AIKIDÔ

Aikidô is a Japanese martial art whose roots lie in the distant past but which emerged as new in the twentieth century.

Many activities held to be necessary in a traditional society
-as were the martial arts - have largely disappeared with the passage of time or have been transformed into games or sports in a lay society such as our own. Sometimes, however, the content that lies at the base of those techniques and arts continues to exist and can be verified (that is ascertained and tested) even at the present day, to the point where the search for that truth can be called (spiritual) Way, a term present in the character of the word aikidô. It is for this reason that aikidô rejects sports matches and indeed all other forms of competition.

It can be said in brief that aikidô aims to compact body and mind, not by acting on one or the other separately but on their fundamental nexus; that imagination (close to Dante’s "alta fantasia" and therefore not to be confused with reverie) which in aikidô is developed through exercises in breathing, in visualisation and vibrations, sound or silent. Once the imagination has been fortified, the body is perceived as a projection of one’s own will, and at that point the link between the two entities can be said to be solidly formed. Body and mind united operate in aikidô applying all their energy along lines of continuity that assume the form of spirals (with the sucking power of a whirlwind), arcs of circles (following the impetuous movement of the point of a sword that strikes the target) or straight lines (like the trajectory of a dart or any other object that moves with vehemence and without the least deviation).

In parallel there is the technical training aimed at confronting a vast range of attacks, prevalently rotating the body round the backbone and moving forward so as to end up behind the aggressor’s shoulders, in one case or the other terminating the action with immobilisation or a throw. But all that is not sufficient.

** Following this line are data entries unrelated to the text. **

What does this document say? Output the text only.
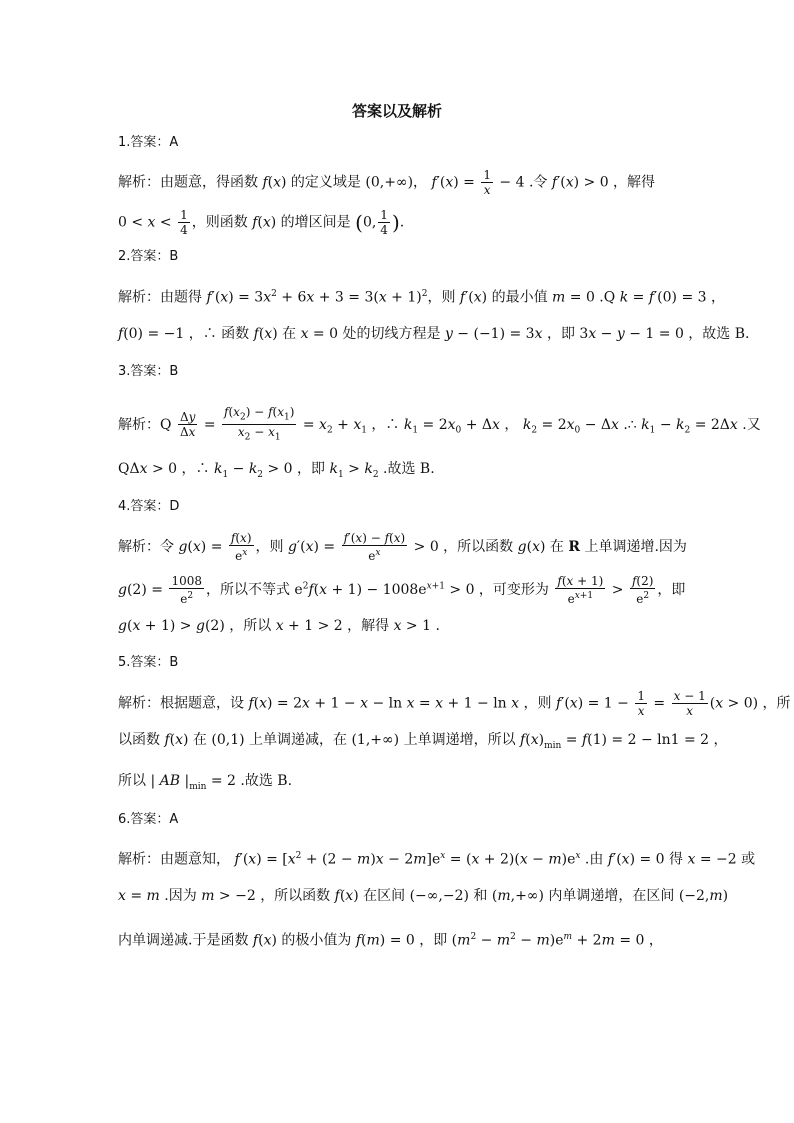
答案以及解析
1.答案：A
解析：由题意，得函数 f(x) 的定义域是 (0,+∞)， $f'(x) = \frac{1}{x} - 4$ .令 f′(x) > 0 ，解得
$0 < x < \frac{1}{4}$ ，则函数 f(x) 的增区间是 (0, $\frac{1}{4}$ ).
2.答案：B
解析：由题得 $f'(x) = 3x^2 + 6x + 3 = 3(x + 1)^2$，则 f′(x) 的最小值 m = 0 .Q k = f′(0) = 3 ，
f(0) = −1 ，∴ 函数 f(x) 在 x = 0 处的切线方程是 y − (−1) = 3x ，即 3x − y − 1 = 0 ，故选 B.
3.答案：B
解析：Q $\frac{\Delta y}{\Delta x} = \frac{f(x_2) - f(x_1)}{x_2 - x_1} = x_2 + x_1$ ，∴ $k_1 = 2x_0 + \Delta x$ ， $k_2 = 2x_0 - \Delta x$ .∴ $k_1 - k_2 = 2\Delta x$ .又
QΔx > 0 ，∴ $k_1 - k_2 > 0$ ，即 $k_1 > k_2$ .故选 B.
4.答案：D
解析：令 $g(x) = \frac{f(x)}{e^x}$ ，则 $g'(x) = \frac{f'(x) - f(x)}{e^x} > 0$ ，所以函数 g(x) 在 R 上单调递增.因为
$g(2) = \frac{1008}{e^2}$ ，所以不等式 $e^2f(x + 1) - 1008e^{x+1} > 0$ ，可变形为 $\frac{f(x + 1)}{e^{x+1}} > \frac{f(2)}{e^2}$ ，即
g(x + 1) > g(2) ，所以 x + 1 > 2 ，解得 x > 1 .
5.答案：B
解析：根据题意，设 f(x) = 2x + 1 − x − ln x = x + 1 − ln x ，则 $f'(x) = 1 - \frac{1}{x} = \frac{x - 1}{x} (x > 0)$ ，所
以函数 f(x) 在 (0,1) 上单调递减，在 (1,+∞) 上单调递增，所以 $f(x)_{min} = f(1) = 2 - \ln 1 = 2$ ，
所以 | AB $|_{min} = 2$ .故选 B.
6.答案：A
解析：由题意知， $f'(x) = [x^2 + (2 - m)x - 2m]e^x = (x + 2)(x - m)e^x$ .由 f′(x) = 0 得 x = −2 或
x = m .因为 m > −2 ，所以函数 f(x) 在区间 (−∞,−2) 和 (m,+∞) 内单调递增，在区间 (−2,m)
内单调递减.于是函数 f(x) 的极小值为 f(m) = 0 ，即 $(m^2 - m^2 - m)e^m + 2m = 0$ ，
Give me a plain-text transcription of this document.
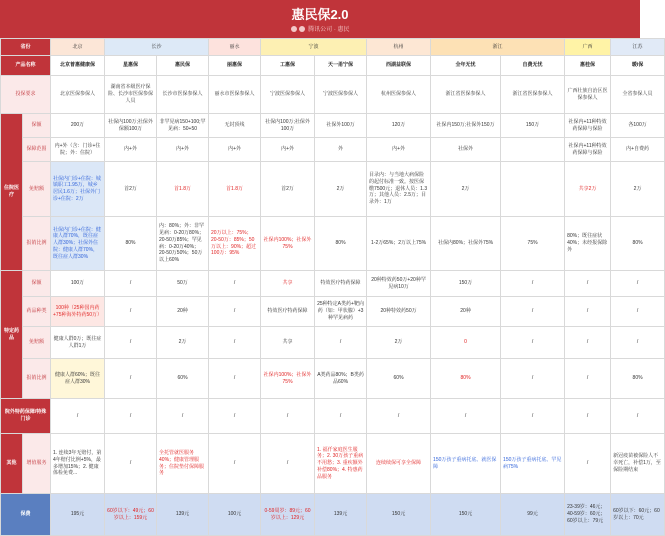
惠民保2.0
腾讯公司 · 惠民
省份		北京	长沙		丽水	宁波		杭州	浙江		广西	江苏
产品名称		北京普惠健康保	星惠保	惠民保	丽惠保	工惠保	天一甬宁保	西湖益联保	全年无忧	自费无忧	惠桂保	暖i保
投保要求		北京医保参保人	湖南省本级医疗保险、长沙市医保参保人员	长沙市医保参保人	丽水市医保参保人	宁波医保参保人	宁波医保参保人	杭州医保参保人	浙江省医保参保人	浙江省医保参保人	广西壮族自治区医保参保人	全省参保人员
住院医疗	保额	200万	社保内100万;社保外保额100万	非罕见病150+100;罕见病：50+50	无封顶线	社保内100万;社保外100万	社保外100万	120万	社保内150万;社保外150万	150万	社保内+11种特效药保障与保险	各100万
	保障范围	内+外（含：门诊+住院；外：住院）	内+外	内+外	内+外	内+外	外	内+外	社保外		社保内+11种特效药保障与保险	内+自费药
	免赔额	社保内门诊+住院：城镇职工1.95万，城乡居民1.6万；社保外门诊+住院：2万	首2万	首1.8万	首1.8万	首2万	2万	目录内：与当地大病保险的起付标准一致。按医保缴7500元；退休人员：1.3万；其他人员：2.5万；目录外：1万	2万		共享2万	2万
	报销比例	社保内门诊+住院：健康人群70%，既往症人群30%；社保外住院：健康人群70%，既往症人群30%	80%	内：80%；外：非罕见病：0-20万80%；20-50万85%；罕见病：0-20万40%；20-50万50%；50万以上60%	20万以上：75%；20-50万：85%；50万以上：90%；超过100万：95%	社保内100%；社保外75%	80%	1-2万65%；2万以上75%	社保内80%；社保外75%	75%	80%；既往症状40%；未经报保除外	80%
特定药品	保额	100万	/	50万	/	共享	特效医疗特药保障	20种特效药50万+20种罕见病10万	150万	/	/	/
	药品种类	100种（25种国内药+75种海外特药50万）	/	20种	/	特效医疗特药保障	25种特定A类药+靶向药（如：甲状腺）+3种罕见病药	20种特效药50万	20种	/	/	/
	免赔额	健康人群0万；既往症人群1万	/	2万	/	共享	/	2万	0	/	/	/
	报销比例	健康人群60%；既往症人群30%	/	60%	/	社保内100%；社保外75%	A类药品80%；B类药品60%	60%	80%	/	/	80%
院外特药保障/特殊门诊		/	/	/	/	/	/	/	/	/	/	/
其他	增值服务	1. 连续3年无赔付，第4年赔付比例+5%，最多增加15%；2. 健康体检免费...	/	全托管就医服务40%；健康管理服务；住院垫付保障服务	/	/	1. 福仟家庭医生服务；2. 30万孩子重病不用愁；3. 重疾额外补偿80%；4. 特惠药品服务	连续续保可享全保障	150万孩子重病托底、就医保障	150万孩子重病托底、罕见病75%	/	新冠疫苗被保险人不幸死亡，补偿1万，至保险期结束
保费		195元	60岁以下：49元；60岁以上：159元	139元	100元	0-59周岁：89元；60岁以上：129元	139元	150元	150元	99元	23-39岁：46元；40-59岁：60元；60岁以上：79元	60岁以下：60元；60岁以上：70元
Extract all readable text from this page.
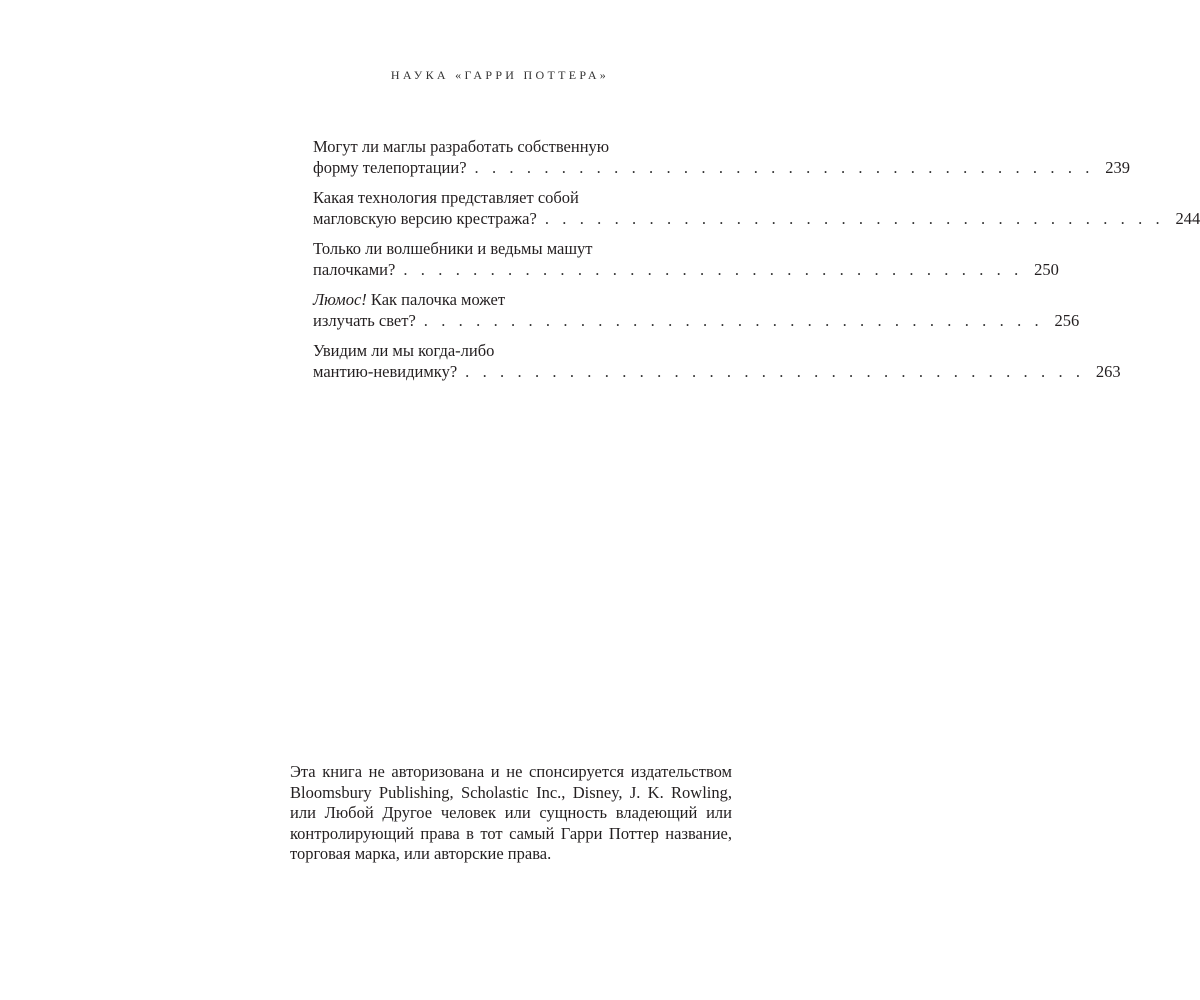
НАУКА «ГАРРИ ПОТТЕРА»
Могут ли маглы разработать собственную
форму телепортации? . . . . . . . . . . . . . . . . . . . . . . . . . . . . . . . . . . . . 239
Какая технология представляет собой
магловскую версию крестража? . . . . . . . . . . . . . . . . . . . . . . . . . . . . . . . . . . . . 244
Только ли волшебники и ведьмы машут
палочками? . . . . . . . . . . . . . . . . . . . . . . . . . . . . . . . . . . . . 250
Люмос! Как палочка может
излучать свет? . . . . . . . . . . . . . . . . . . . . . . . . . . . . . . . . . . . . 256
Увидим ли мы когда-либо
мантию-невидимку? . . . . . . . . . . . . . . . . . . . . . . . . . . . . . . . . . . . . 263
Эта книга не авторизована и не спонсируется издательством Bloomsbury Publishing, Scholastic Inc., Disney, J. K. Rowling, или Любой Другое человек или сущность владеющий или контролирующий права в тот самый Гарри Поттер название, торговая марка, или авторские права.
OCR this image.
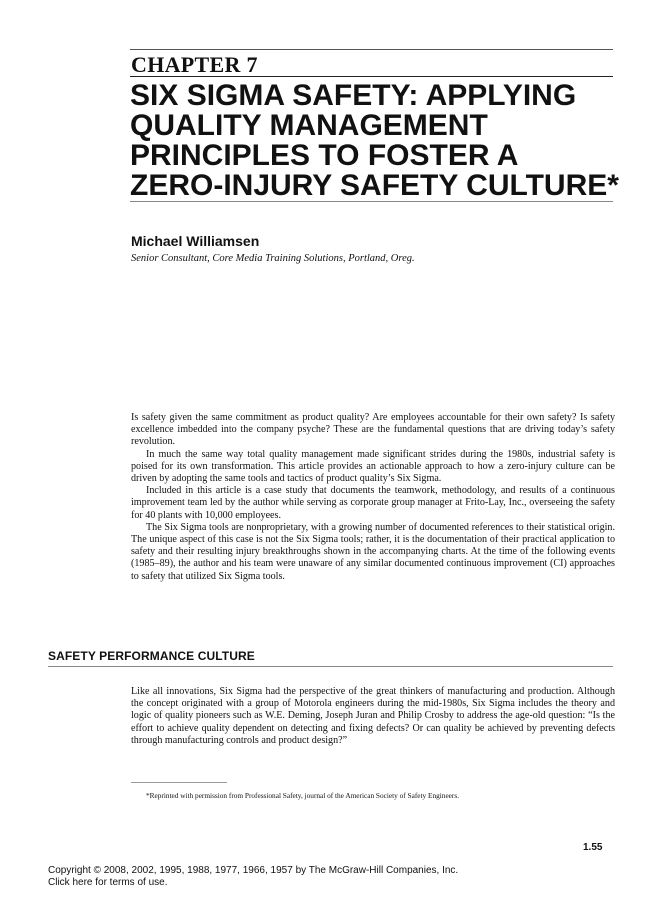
CHAPTER 7
SIX SIGMA SAFETY: APPLYING
QUALITY MANAGEMENT
PRINCIPLES TO FOSTER A
ZERO-INJURY SAFETY CULTURE*
Michael Williamsen
Senior Consultant, Core Media Training Solutions, Portland, Oreg.

Is safety given the same commitment as product quality? Are employees accountable for their own safety? Is safety excellence imbedded into the company psyche? These are the fundamental questions that are driving today’s safety revolution.

In much the same way total quality management made significant strides during the 1980s, industrial safety is poised for its own transformation. This article provides an actionable approach to how a zero-injury culture can be driven by adopting the same tools and tactics of product quality’s Six Sigma.

Included in this article is a case study that documents the teamwork, methodology, and results of a continuous improvement team led by the author while serving as corporate group manager at Frito-Lay, Inc., overseeing the safety for 40 plants with 10,000 employees.

The Six Sigma tools are nonproprietary, with a growing number of documented references to their statistical origin. The unique aspect of this case is not the Six Sigma tools; rather, it is the documentation of their practical application to safety and their resulting injury breakthroughs shown in the accompanying charts. At the time of the following events (1985–89), the author and his team were unaware of any similar documented continuous improvement (CI) approaches to safety that utilized Six Sigma tools.

SAFETY PERFORMANCE CULTURE

Like all innovations, Six Sigma had the perspective of the great thinkers of manufacturing and production. Although the concept originated with a group of Motorola engineers during the mid-1980s, Six Sigma includes the theory and logic of quality pioneers such as W.E. Deming, Joseph Juran and Philip Crosby to address the age-old question: “Is the effort to achieve quality dependent on detecting and fixing defects? Or can quality be achieved by preventing defects through manufacturing controls and product design?”

*Reprinted with permission from Professional Safety, journal of the American Society of Safety Engineers.
1.55
Copyright © 2008, 2002, 1995, 1988, 1977, 1966, 1957 by The McGraw-Hill Companies, Inc.
Click here for terms of use.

In fact a real clash imposed by real cases has two important qualities that each personal defensive action must keep in mind. On the one hand, the evolution of the clash is always unknown and therefore improvised, so that there is absolutely no way of addressing it in its details; on the other, a reaction appropriate to an aggression is almost impossible because, being a response, it would certainly be late, and therefore one has to be capable of perceiving the threat before it materialises. To do so, one has to hone one’s sensitivity to the maximum.

A refined quality of perception can be obtained after breaking all the bonds that constrain mind and body and that can be truncated practising on the one hand seated meditation (anjôdaza) and on the other exercises of relaxation and muscle stretching. One thus acquires a spontaneous flow of personal motor expression, that does not in any way conflict with naturalness of gestures and whose number therefore cannot but vary in an undefined mode, forcing the conclusion that the techniques of aikidô are unlimited. Furthermore, one attains a sort of isolation of the mind from the greater part of physical impressions and even from one’s own person understood as specific individuality, with suspension of the normal separation between oneself and the landscape all around. One thus attains a state of consciousness that is without thoughts and emotions and makes it possible to centre oneself in the middle of one’s abdomen (a mental and physical condition often compared to the reflection of the moon in water).

This must have been the psychophysical state of those who, in the distant past, achieved victory in mortal combat with the sword. And this is also the psychophysical state that aikidô today invites us to forge within ourselves, an invitation also addressed to those who simply aspire to emerge the victor from aggression in the streets - which is obviously not the most important victory that this martial discipline offers to those who dedicate themselves to it with perseverance.

In fact the "true victory is that over ourselves", to express it in the words that Morihei Ueshiba (1883-1969), founder of aikidô, was accustomed to repeat.